Partidários de Erdogan na Alemanha: evento deve reunir cerca de 15 mil pessoas em ColôniaFoto: Getty Images

Já o diário Hürriyet, crítico ao governo, tem outro ponto de vista. Ele cita o ministro do Exterior alemão, Frank-Walter Steinmeier, que criticou como impróprios para as relações entre Ancara-Berlim os alertas de políticos alemães para que Erdogan desista da viagem.

O cientista político Hüseyin Yayman, da Universidade Gazi, em Ancara, acompanha a delegação de Erdogan. Ele acredita que o discurso do líder turco em Colônia "não será afiado ou crítico" e que o político não fará críticas à mídia ou a políticos alemães que o consideram "antidemocrático."

"Há três milhões de turcos na Alemanha. Eles desejam a melhoria das relações entre os dois países", sublinha Yayman. Por isso, ele acredita que Erdogan dará uma mensagem para promoção da integração e cooperação bilateral.

Fatma Yilmaz, especialista em UE do Instituto de Estudos Estratégicos Internacionais, da capital turca, teme que Erdogan leve a Colônia a campanha para as eleições presidenciais em agosto e exacerbe as tensões e perturbações das relações Alemanha-Turquia.

Yilmaz também não descarta que Erdogan dê na Alemanha uma resposta às críticas ao seu governo expressadas pelo presidente da Alemanha, Joachim Gauck, durante visita à Turquia, no final de abril. Na ocasião, o chefe de Estado alemão denunciou abertamente deficiências na área de liberdade de expressão e de imprensa na Turquia.

Chance de melhora

Desde então, as relações entre Ancara e Berlim têm estado tensas. "Elas precisam de um reparo", opina o cientista político Tunay Ince, presidente do Centro para as Atividades da UE, na Turquia, acrescentando que a visita de Erdogan pode ser "uma grande oportunidade" para isso.

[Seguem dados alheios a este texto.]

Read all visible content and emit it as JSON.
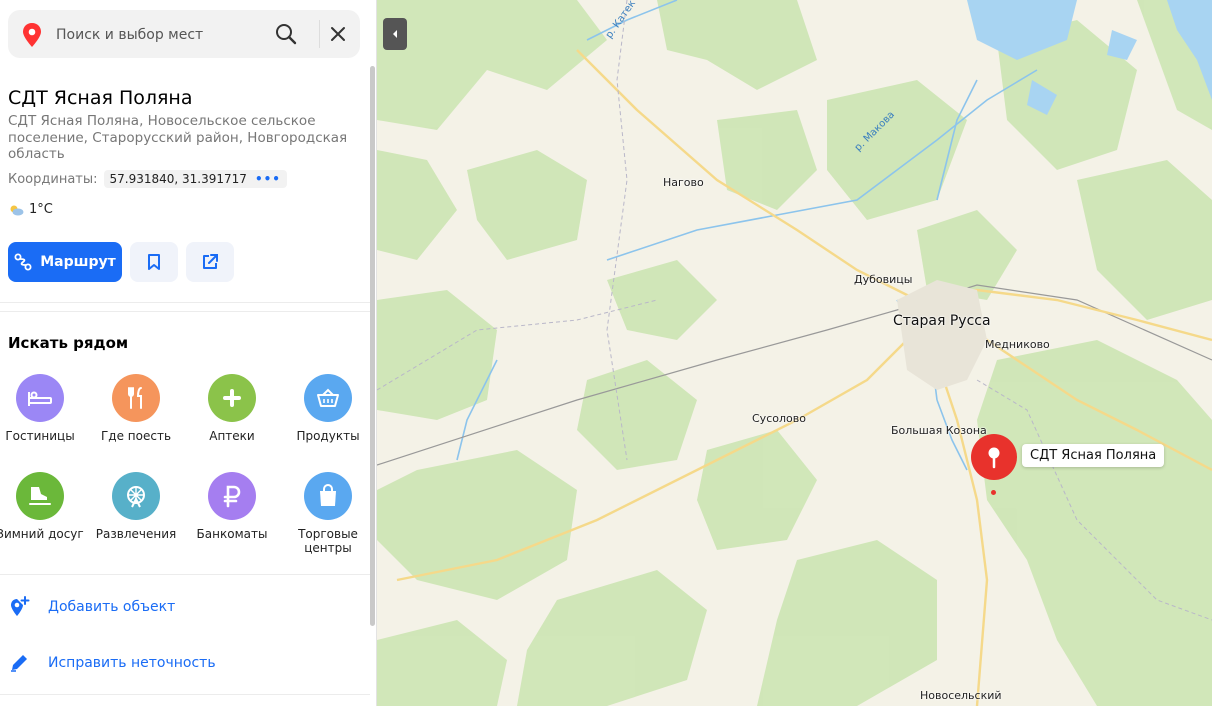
{
  "search": {
    "placeholder": "Поиск и выбор мест"
  },
  "place": {
    "title": "СДТ Ясная Поляна",
    "address": "СДТ Ясная Поляна, Новосельское сельское поселение, Старорусский район, Новгородская область",
    "coords_label": "Координаты:",
    "coords_value": "57.931840, 31.391717",
    "weather": "1°C"
  },
  "actions": {
    "route_label": "Маршрут"
  },
  "nearby": {
    "title": "Искать рядом",
    "categories": [
      {
        "label": "Гостиницы",
        "icon": "bed-icon",
        "color": "#9b87f5"
      },
      {
        "label": "Где поесть",
        "icon": "fork-knife-icon",
        "color": "#f5955c"
      },
      {
        "label": "Аптеки",
        "icon": "plus-icon",
        "color": "#8bc34a"
      },
      {
        "label": "Продукты",
        "icon": "basket-icon",
        "color": "#5aa8f0"
      },
      {
        "label": "Зимний досуг",
        "icon": "skate-icon",
        "color": "#6bb83a"
      },
      {
        "label": "Развлечения",
        "icon": "ferris-wheel-icon",
        "color": "#57b0c9"
      },
      {
        "label": "Банкоматы",
        "icon": "ruble-icon",
        "color": "#a57ef0"
      },
      {
        "label": "Торговые центры",
        "icon": "shopping-bag-icon",
        "color": "#5aa8f0"
      }
    ]
  },
  "footer_actions": {
    "add_object": "Добавить объект",
    "fix_error": "Исправить неточность"
  },
  "map": {
    "towns": {
      "nagovo": "Нагово",
      "dubovitsy": "Дубовицы",
      "staraya_russa": "Старая Русса",
      "medn": "Медниково",
      "susolovo": "Сусолово",
      "bolshaya_kozona": "Большая Козона",
      "novoselsky": "Новосельский"
    },
    "rivers": {
      "katek": "р. Катек",
      "makova": "р. Макова"
    },
    "marker_label": "СДТ Ясная Поляна",
    "marker_color": "#e8322c"
  }
}
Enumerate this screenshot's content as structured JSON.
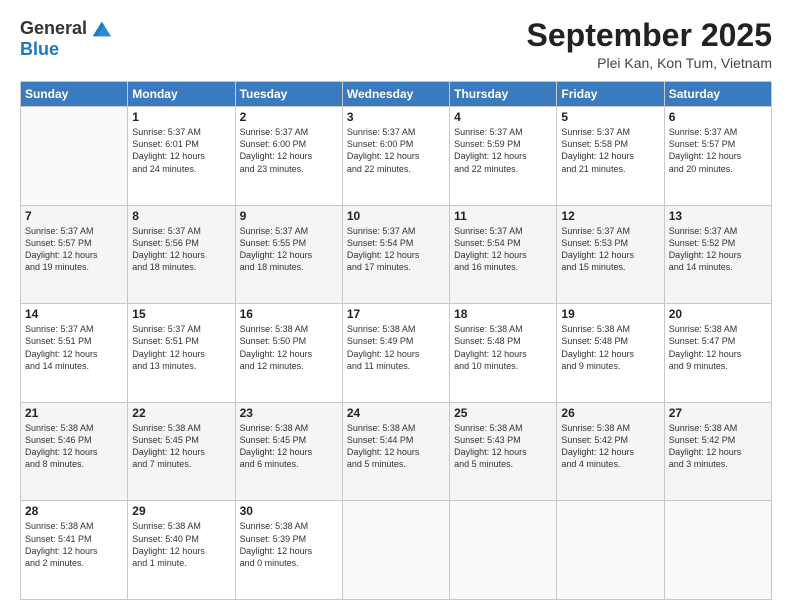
{
  "header": {
    "logo_line1": "General",
    "logo_line2": "Blue",
    "month_title": "September 2025",
    "location": "Plei Kan, Kon Tum, Vietnam"
  },
  "weekdays": [
    "Sunday",
    "Monday",
    "Tuesday",
    "Wednesday",
    "Thursday",
    "Friday",
    "Saturday"
  ],
  "weeks": [
    [
      {
        "day": "",
        "info": ""
      },
      {
        "day": "1",
        "info": "Sunrise: 5:37 AM\nSunset: 6:01 PM\nDaylight: 12 hours\nand 24 minutes."
      },
      {
        "day": "2",
        "info": "Sunrise: 5:37 AM\nSunset: 6:00 PM\nDaylight: 12 hours\nand 23 minutes."
      },
      {
        "day": "3",
        "info": "Sunrise: 5:37 AM\nSunset: 6:00 PM\nDaylight: 12 hours\nand 22 minutes."
      },
      {
        "day": "4",
        "info": "Sunrise: 5:37 AM\nSunset: 5:59 PM\nDaylight: 12 hours\nand 22 minutes."
      },
      {
        "day": "5",
        "info": "Sunrise: 5:37 AM\nSunset: 5:58 PM\nDaylight: 12 hours\nand 21 minutes."
      },
      {
        "day": "6",
        "info": "Sunrise: 5:37 AM\nSunset: 5:57 PM\nDaylight: 12 hours\nand 20 minutes."
      }
    ],
    [
      {
        "day": "7",
        "info": "Sunrise: 5:37 AM\nSunset: 5:57 PM\nDaylight: 12 hours\nand 19 minutes."
      },
      {
        "day": "8",
        "info": "Sunrise: 5:37 AM\nSunset: 5:56 PM\nDaylight: 12 hours\nand 18 minutes."
      },
      {
        "day": "9",
        "info": "Sunrise: 5:37 AM\nSunset: 5:55 PM\nDaylight: 12 hours\nand 18 minutes."
      },
      {
        "day": "10",
        "info": "Sunrise: 5:37 AM\nSunset: 5:54 PM\nDaylight: 12 hours\nand 17 minutes."
      },
      {
        "day": "11",
        "info": "Sunrise: 5:37 AM\nSunset: 5:54 PM\nDaylight: 12 hours\nand 16 minutes."
      },
      {
        "day": "12",
        "info": "Sunrise: 5:37 AM\nSunset: 5:53 PM\nDaylight: 12 hours\nand 15 minutes."
      },
      {
        "day": "13",
        "info": "Sunrise: 5:37 AM\nSunset: 5:52 PM\nDaylight: 12 hours\nand 14 minutes."
      }
    ],
    [
      {
        "day": "14",
        "info": "Sunrise: 5:37 AM\nSunset: 5:51 PM\nDaylight: 12 hours\nand 14 minutes."
      },
      {
        "day": "15",
        "info": "Sunrise: 5:37 AM\nSunset: 5:51 PM\nDaylight: 12 hours\nand 13 minutes."
      },
      {
        "day": "16",
        "info": "Sunrise: 5:38 AM\nSunset: 5:50 PM\nDaylight: 12 hours\nand 12 minutes."
      },
      {
        "day": "17",
        "info": "Sunrise: 5:38 AM\nSunset: 5:49 PM\nDaylight: 12 hours\nand 11 minutes."
      },
      {
        "day": "18",
        "info": "Sunrise: 5:38 AM\nSunset: 5:48 PM\nDaylight: 12 hours\nand 10 minutes."
      },
      {
        "day": "19",
        "info": "Sunrise: 5:38 AM\nSunset: 5:48 PM\nDaylight: 12 hours\nand 9 minutes."
      },
      {
        "day": "20",
        "info": "Sunrise: 5:38 AM\nSunset: 5:47 PM\nDaylight: 12 hours\nand 9 minutes."
      }
    ],
    [
      {
        "day": "21",
        "info": "Sunrise: 5:38 AM\nSunset: 5:46 PM\nDaylight: 12 hours\nand 8 minutes."
      },
      {
        "day": "22",
        "info": "Sunrise: 5:38 AM\nSunset: 5:45 PM\nDaylight: 12 hours\nand 7 minutes."
      },
      {
        "day": "23",
        "info": "Sunrise: 5:38 AM\nSunset: 5:45 PM\nDaylight: 12 hours\nand 6 minutes."
      },
      {
        "day": "24",
        "info": "Sunrise: 5:38 AM\nSunset: 5:44 PM\nDaylight: 12 hours\nand 5 minutes."
      },
      {
        "day": "25",
        "info": "Sunrise: 5:38 AM\nSunset: 5:43 PM\nDaylight: 12 hours\nand 5 minutes."
      },
      {
        "day": "26",
        "info": "Sunrise: 5:38 AM\nSunset: 5:42 PM\nDaylight: 12 hours\nand 4 minutes."
      },
      {
        "day": "27",
        "info": "Sunrise: 5:38 AM\nSunset: 5:42 PM\nDaylight: 12 hours\nand 3 minutes."
      }
    ],
    [
      {
        "day": "28",
        "info": "Sunrise: 5:38 AM\nSunset: 5:41 PM\nDaylight: 12 hours\nand 2 minutes."
      },
      {
        "day": "29",
        "info": "Sunrise: 5:38 AM\nSunset: 5:40 PM\nDaylight: 12 hours\nand 1 minute."
      },
      {
        "day": "30",
        "info": "Sunrise: 5:38 AM\nSunset: 5:39 PM\nDaylight: 12 hours\nand 0 minutes."
      },
      {
        "day": "",
        "info": ""
      },
      {
        "day": "",
        "info": ""
      },
      {
        "day": "",
        "info": ""
      },
      {
        "day": "",
        "info": ""
      }
    ]
  ]
}
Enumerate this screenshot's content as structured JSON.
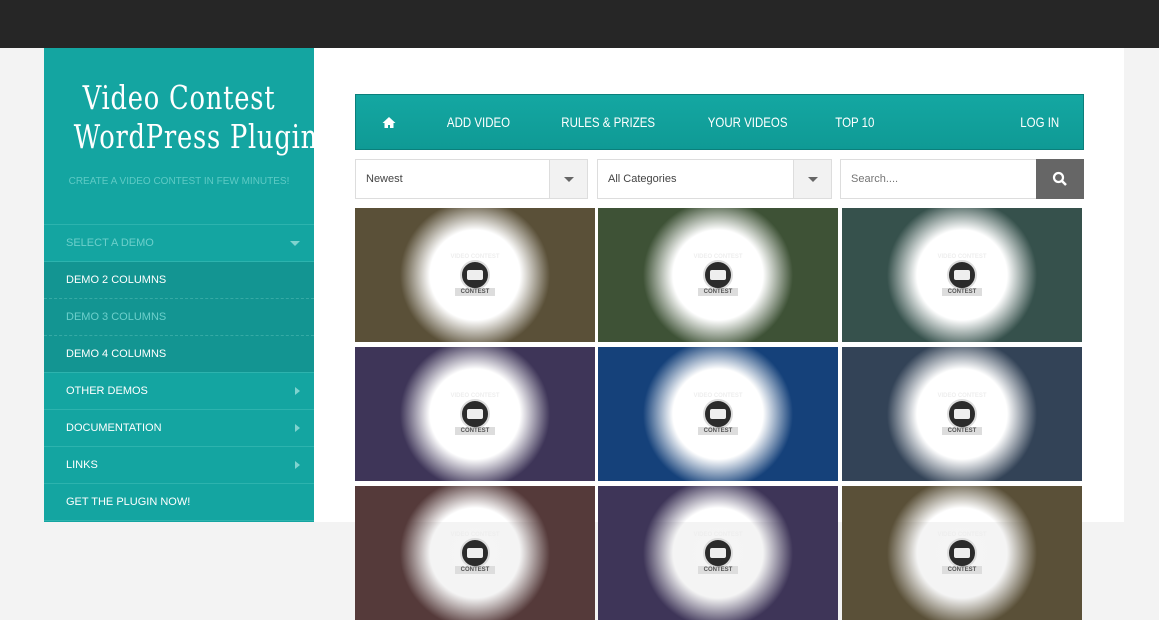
{
  "sidebar": {
    "title_line1": "Video Contest",
    "title_line2": "WordPress Plugin",
    "subtitle": "CREATE A VIDEO CONTEST IN FEW MINUTES!",
    "items": [
      {
        "label": "SELECT A DEMO"
      },
      {
        "label": "DEMO 2 COLUMNS"
      },
      {
        "label": "DEMO 3 COLUMNS"
      },
      {
        "label": "DEMO 4 COLUMNS"
      },
      {
        "label": "OTHER DEMOS"
      },
      {
        "label": "DOCUMENTATION"
      },
      {
        "label": "LINKS"
      },
      {
        "label": "GET THE PLUGIN NOW!"
      }
    ]
  },
  "nav": {
    "items": [
      "ADD VIDEO",
      "RULES & PRIZES",
      "YOUR VIDEOS",
      "TOP 10"
    ],
    "login": "LOG IN"
  },
  "filters": {
    "sort": "Newest",
    "category": "All Categories",
    "search_placeholder": "Search...."
  },
  "badge": {
    "top": "VIDEO CONTEST",
    "ribbon": "CONTEST"
  },
  "tiles": [
    "#5a5038",
    "#3e5236",
    "#36514c",
    "#3e3558",
    "#15417a",
    "#334357",
    "#553a3a",
    "#3e3558",
    "#5a5038"
  ]
}
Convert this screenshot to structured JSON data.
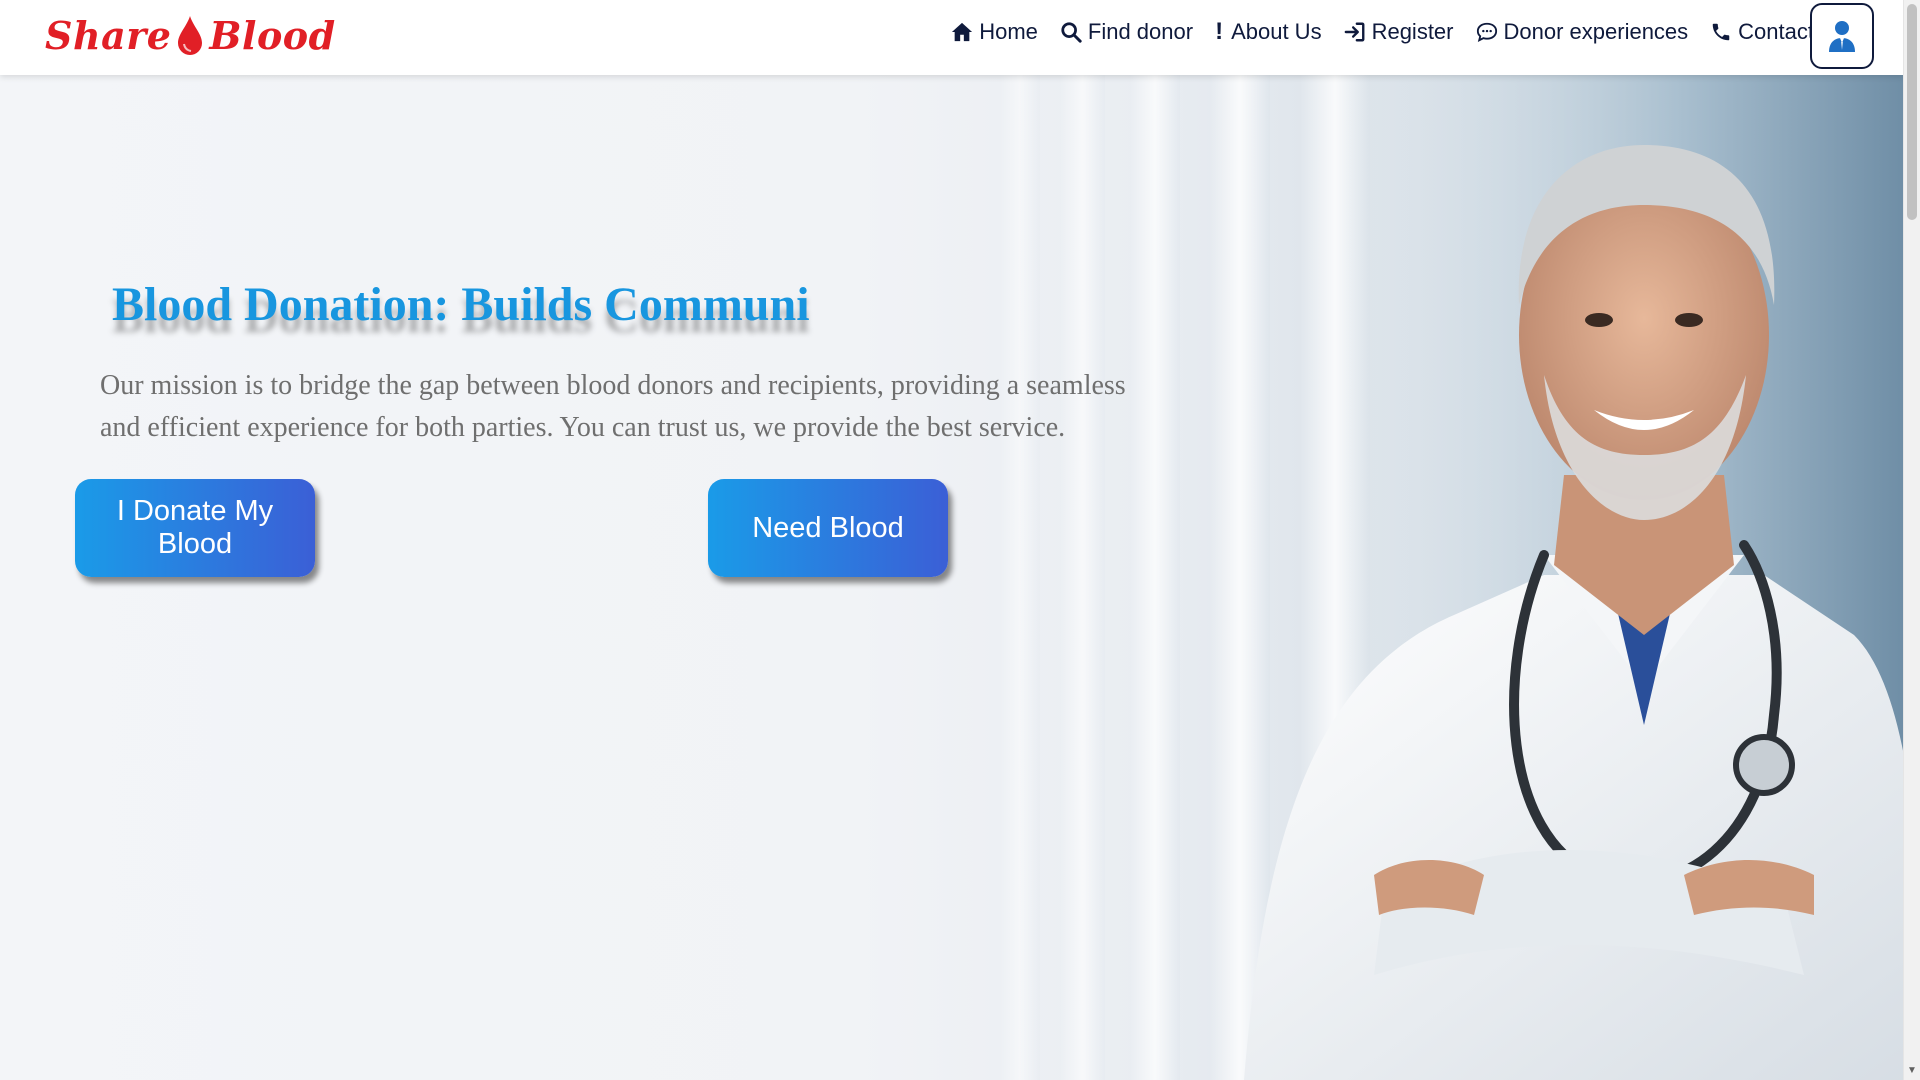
{
  "brand": {
    "part1": "Share",
    "part2": "Blood",
    "color": "#e11f26"
  },
  "nav": {
    "items": [
      {
        "label": "Home",
        "icon": "home-icon"
      },
      {
        "label": "Find donor",
        "icon": "search-icon"
      },
      {
        "label": "About Us",
        "icon": "exclamation-icon",
        "prefix": "!"
      },
      {
        "label": "Register",
        "icon": "sign-in-icon"
      },
      {
        "label": "Donor experiences",
        "icon": "chat-bubble-icon"
      },
      {
        "label": "Contact",
        "icon": "phone-icon"
      }
    ],
    "user_icon": "user-icon"
  },
  "hero": {
    "headline": "Blood Donation: Builds Communi",
    "mission": "Our mission is to bridge the gap between blood donors and recipients, providing a seamless and efficient experience for both parties. You can trust us, we provide the best service.",
    "donate_button": "I Donate My Blood",
    "need_button": "Need Blood",
    "accent_color": "#1896df",
    "button_gradient_start": "#1a9be8",
    "button_gradient_end": "#3b5fd6"
  }
}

Por outro lado, Ince lembra que o partido de Erdogan chegou ao poder há 12 anos com o objetivo levar a Turquia à UE. "Mas se a vontade por reformas continuar a esmorecer, a dissociação completa da Turquia em relação à Europa será apenas questão de tempo", alerta.

Ferido durante protestos em Istambul: acidente na mina de carvão de Soma é mais um motivo de revoltaFoto: picture alliance/AP Photo

Para a União de Democratas Europeus-Turcos (entidade próxima ao partido de Erdogan, cujo aniversário de dez anos serve de pretexto para a visita do líder turco a Colônia), não será difícil encher o ginásio Lanxess-Arena, em Colônia, com pelo menos 15 mil pessoas. Vários canais de televisão turcos transmitirão o discurso ao vivo.

Enquanto isso, duas pessoas já morreram em Istambul durante confrontos entre manifestantes e forças de segurança. Após o grave acidente da mina de carvão de Soma, que causou a morte de mais de 300 mineiros, prosseguem os protestos contra o governo turco.